Sunday, March 18, 2012

Chapter 94: Fitting In.

i've always been pretty good about sticking to who i am. of course, this definition has changed over the course of 25 years of my life, but for the most part, i have always determined that parameters that constituted "me." whether it was my "growing into my skin" phase in middle school to my goth/skater amalgamation phase in high school to my strictly jeans, tees, Converses and blazers look in undergrad, i kept my identity as fluid as i felt comfortable and as static as i needed.


when i entered the work force almost three years ago, i was ready to start all over again. i had a new job in publishing so i really wanted to impress. i took the age old adage "dress not for the job you have, but for the one you want" to heart. i really put myself into my look and i exuded that wonderfully naive confidence of a new college graduate. in tandem, i think both actually helped me to achieve more than i otherwise would have. i was fearless, ready to take on any challenge, willing to do anything, and was my own professional barbie.

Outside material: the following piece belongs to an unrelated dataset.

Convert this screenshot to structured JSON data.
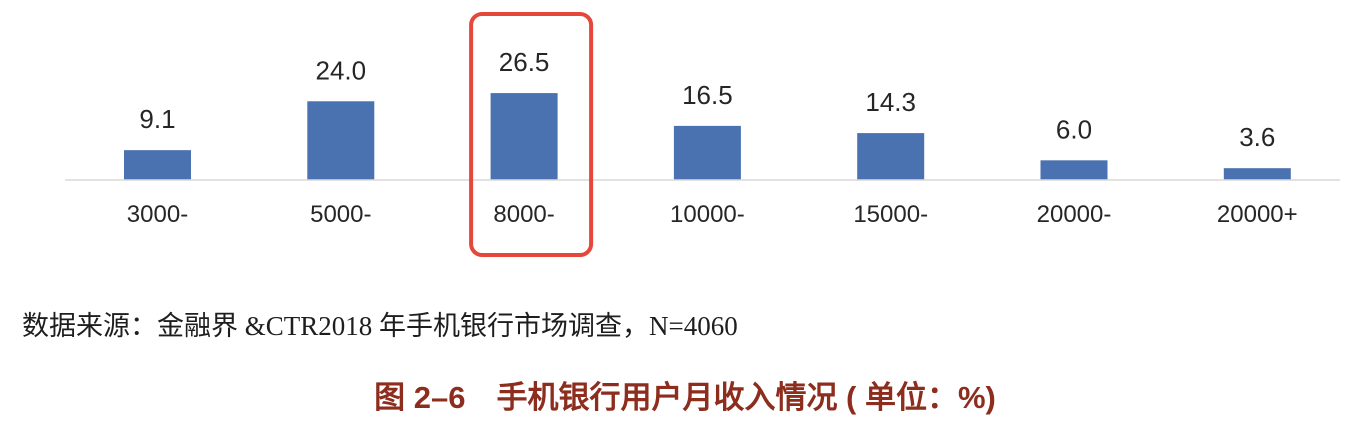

fast forward to 2.5 years later: starting a new job has been interesting for me because i'm in a parallel industry, but doing something very different. the very first thing that i've realized is that i managed to lose that confidence i had when i first started working. maybe my experiences have made me more cautious or maybe my environment is more intimidating or maybe i've been at the bottom of the totem poll for too long. regardless, that gumption i first had seems to have evaporated and that once effervescent girl is now shy and introverted. 


about two months in, i've found that i'm still not there. i spend every sunday night telling myself how i'll fix my situation and spend every friday looking back at how nothing changed. i'm hoping that my three month mark will be my sudden breakthrough on how to be me in my new surroundings.